C'est l'une des énigmes de cette Algérie de 2014, l'autre étant la guéguerre que se livrent Amar Saadani et Abdelaziz Belkhadem. Le premier accuse le second de mener des actions destinées à «déstabiliser» l'Algérie, selon des articles de presse. Une accusation particulièrement grave, émanant d'un homme de cour revenu en grâce, contre un autre homme de cour, tombé récemment en disgrâce. Les deux hommes avaient longtemps cohabité auparavant, préparant de manière solidaire le deuxième puis le quatrième mandat du président Bouteflika, et s'étaient alliés pour organiser la mise à mort de Ali Benflis.

Mais s'agit-il réellement d'énigmes ? La vie politique algérienne, aussi décousue soit-elle, a toutefois conservé certains repères immuables. Parmi eux, celui-ci : quand le Hamas et le RCD se retrouvent alliés dans une action politique, il faut toujours chercher qui tire les ficelles en arrière-plan.

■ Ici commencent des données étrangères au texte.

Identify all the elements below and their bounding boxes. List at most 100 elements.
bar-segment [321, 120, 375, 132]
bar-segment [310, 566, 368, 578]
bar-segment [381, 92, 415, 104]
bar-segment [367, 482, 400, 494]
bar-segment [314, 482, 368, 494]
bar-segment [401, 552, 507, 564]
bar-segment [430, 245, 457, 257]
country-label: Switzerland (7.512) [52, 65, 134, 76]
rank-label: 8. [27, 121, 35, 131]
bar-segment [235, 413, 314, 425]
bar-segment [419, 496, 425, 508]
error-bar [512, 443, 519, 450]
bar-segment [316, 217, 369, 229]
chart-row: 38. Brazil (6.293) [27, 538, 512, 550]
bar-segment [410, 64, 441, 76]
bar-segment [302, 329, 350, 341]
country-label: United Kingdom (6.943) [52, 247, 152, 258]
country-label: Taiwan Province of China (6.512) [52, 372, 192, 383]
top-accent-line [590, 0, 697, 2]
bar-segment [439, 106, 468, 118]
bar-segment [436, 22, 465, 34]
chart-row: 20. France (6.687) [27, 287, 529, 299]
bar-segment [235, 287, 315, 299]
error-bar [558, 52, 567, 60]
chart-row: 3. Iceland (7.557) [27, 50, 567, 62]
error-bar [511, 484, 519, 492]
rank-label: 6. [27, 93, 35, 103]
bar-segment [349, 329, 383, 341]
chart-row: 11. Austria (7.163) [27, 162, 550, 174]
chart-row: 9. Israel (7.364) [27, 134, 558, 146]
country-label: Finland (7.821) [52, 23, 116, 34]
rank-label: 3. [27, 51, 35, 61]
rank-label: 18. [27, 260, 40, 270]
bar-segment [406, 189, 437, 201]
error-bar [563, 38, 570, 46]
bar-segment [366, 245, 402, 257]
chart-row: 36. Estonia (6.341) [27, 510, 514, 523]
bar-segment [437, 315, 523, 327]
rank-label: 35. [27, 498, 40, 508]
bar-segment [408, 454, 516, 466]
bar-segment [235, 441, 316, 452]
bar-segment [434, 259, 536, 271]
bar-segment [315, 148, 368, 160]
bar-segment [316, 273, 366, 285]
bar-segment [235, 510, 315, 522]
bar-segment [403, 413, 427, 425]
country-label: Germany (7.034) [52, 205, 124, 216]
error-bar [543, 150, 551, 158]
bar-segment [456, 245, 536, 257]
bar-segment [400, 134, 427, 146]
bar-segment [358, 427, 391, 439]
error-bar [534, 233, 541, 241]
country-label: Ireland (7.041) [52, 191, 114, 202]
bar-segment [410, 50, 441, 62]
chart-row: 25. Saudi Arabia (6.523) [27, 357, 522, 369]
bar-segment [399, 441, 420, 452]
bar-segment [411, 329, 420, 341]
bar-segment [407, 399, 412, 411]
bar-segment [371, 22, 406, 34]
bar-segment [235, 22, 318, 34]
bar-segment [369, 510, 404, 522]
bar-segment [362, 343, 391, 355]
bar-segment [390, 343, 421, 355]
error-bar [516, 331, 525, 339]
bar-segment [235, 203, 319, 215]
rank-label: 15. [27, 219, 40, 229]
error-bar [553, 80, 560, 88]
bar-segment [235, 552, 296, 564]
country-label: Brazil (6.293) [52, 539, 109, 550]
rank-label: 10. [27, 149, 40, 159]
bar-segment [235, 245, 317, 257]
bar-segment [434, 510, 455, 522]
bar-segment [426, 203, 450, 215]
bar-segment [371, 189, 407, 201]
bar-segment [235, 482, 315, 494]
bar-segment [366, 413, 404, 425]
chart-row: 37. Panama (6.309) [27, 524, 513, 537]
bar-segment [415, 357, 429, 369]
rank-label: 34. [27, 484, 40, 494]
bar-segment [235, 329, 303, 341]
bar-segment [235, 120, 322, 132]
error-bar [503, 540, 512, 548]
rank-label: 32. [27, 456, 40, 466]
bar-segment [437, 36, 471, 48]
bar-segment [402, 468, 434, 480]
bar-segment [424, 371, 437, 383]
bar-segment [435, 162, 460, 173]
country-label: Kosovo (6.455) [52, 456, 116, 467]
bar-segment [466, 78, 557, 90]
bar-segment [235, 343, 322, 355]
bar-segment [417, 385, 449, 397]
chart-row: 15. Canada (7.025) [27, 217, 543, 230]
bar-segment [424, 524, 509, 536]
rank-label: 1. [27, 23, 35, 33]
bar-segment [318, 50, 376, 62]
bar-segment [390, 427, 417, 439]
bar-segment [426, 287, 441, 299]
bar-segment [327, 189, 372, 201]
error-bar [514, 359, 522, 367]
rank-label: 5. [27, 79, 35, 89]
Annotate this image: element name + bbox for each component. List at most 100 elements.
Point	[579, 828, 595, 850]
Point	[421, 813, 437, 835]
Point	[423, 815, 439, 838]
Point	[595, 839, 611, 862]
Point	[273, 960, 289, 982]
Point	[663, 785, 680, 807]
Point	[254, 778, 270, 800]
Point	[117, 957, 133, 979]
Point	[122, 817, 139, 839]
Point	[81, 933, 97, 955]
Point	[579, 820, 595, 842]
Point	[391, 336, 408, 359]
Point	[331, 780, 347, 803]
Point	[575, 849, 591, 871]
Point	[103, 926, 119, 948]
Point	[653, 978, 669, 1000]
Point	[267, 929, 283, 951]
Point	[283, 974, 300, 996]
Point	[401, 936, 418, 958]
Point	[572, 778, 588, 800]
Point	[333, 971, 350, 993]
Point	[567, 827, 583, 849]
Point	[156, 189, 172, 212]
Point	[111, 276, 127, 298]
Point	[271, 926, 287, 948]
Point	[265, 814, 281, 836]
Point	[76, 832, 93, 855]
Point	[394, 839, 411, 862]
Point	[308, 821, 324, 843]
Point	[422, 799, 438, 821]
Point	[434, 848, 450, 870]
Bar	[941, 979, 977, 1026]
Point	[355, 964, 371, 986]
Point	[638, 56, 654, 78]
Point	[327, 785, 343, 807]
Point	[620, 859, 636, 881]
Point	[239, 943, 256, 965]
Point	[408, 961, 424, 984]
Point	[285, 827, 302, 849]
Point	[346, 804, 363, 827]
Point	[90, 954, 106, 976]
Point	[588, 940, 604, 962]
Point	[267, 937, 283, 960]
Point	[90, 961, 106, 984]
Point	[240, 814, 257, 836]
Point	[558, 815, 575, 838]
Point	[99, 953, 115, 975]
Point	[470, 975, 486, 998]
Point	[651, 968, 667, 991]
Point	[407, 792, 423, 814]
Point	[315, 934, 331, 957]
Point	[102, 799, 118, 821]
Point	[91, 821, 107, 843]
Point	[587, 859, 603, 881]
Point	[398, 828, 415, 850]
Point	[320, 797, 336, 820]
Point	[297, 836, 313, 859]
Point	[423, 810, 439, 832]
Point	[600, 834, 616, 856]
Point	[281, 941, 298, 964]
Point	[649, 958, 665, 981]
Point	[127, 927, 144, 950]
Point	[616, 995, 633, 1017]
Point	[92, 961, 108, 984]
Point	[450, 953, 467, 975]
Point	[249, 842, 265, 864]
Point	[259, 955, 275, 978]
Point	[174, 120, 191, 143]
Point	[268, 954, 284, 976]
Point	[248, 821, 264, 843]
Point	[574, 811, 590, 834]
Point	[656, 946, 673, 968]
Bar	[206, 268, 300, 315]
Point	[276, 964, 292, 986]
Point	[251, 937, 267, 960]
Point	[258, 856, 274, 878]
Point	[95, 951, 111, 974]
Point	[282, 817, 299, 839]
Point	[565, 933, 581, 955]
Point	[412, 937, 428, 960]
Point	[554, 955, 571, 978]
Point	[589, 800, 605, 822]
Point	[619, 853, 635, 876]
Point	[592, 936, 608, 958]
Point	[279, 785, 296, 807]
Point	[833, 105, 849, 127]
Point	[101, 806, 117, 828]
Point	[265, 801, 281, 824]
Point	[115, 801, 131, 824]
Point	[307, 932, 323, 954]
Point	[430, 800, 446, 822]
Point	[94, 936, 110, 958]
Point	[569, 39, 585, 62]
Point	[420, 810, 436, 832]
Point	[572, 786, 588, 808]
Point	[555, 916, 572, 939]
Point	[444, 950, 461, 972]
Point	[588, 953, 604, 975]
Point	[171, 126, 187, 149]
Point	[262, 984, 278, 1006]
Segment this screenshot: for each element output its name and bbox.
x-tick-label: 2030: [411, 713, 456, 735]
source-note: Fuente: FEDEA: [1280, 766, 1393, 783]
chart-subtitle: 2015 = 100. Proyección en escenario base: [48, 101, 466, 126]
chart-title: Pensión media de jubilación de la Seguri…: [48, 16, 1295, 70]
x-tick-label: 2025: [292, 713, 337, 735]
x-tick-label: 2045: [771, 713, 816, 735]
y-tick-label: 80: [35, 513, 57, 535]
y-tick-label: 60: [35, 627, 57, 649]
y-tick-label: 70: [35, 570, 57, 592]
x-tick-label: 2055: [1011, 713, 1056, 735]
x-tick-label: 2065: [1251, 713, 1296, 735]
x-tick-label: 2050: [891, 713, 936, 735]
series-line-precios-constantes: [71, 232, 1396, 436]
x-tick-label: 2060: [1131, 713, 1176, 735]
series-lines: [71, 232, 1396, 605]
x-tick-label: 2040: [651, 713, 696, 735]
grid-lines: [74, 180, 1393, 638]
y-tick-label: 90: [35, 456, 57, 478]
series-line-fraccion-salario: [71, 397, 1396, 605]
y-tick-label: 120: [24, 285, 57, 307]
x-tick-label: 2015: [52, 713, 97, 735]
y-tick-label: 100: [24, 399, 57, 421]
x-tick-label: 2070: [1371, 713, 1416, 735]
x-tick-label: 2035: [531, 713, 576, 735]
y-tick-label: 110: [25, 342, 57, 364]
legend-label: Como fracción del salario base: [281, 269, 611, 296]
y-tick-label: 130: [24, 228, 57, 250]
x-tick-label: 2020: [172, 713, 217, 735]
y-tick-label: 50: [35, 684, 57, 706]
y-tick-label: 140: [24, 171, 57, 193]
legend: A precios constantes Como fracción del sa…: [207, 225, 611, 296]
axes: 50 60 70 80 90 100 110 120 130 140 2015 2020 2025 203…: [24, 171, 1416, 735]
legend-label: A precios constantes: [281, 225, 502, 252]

Ces deux paris ont tous deux présenté des candidatures contre Liamine Zeroual, en 1995, et contre Bouteflika, en 2004, et ils ont tous deux soutenu le président Bouteflika en 1999.

En 2013, leurs dirigeants ont passé la main, presque en même temps, avant que les deux partis ne basculent dans une radicalité apparente avant la présidentielle de 2014.

Cette fois-ci, ils promettent, au sein d'une opposition radicale, d'abattre le pouvoir, et ils dénoncent ceux qui font preuve de «mollesse». Mais pour abattre le pouvoir, il faudra tout de même que M. Sofiane Djillali, malgré le succès d'estime qu'il a pu drainer, explique de combien de divisions il dispose.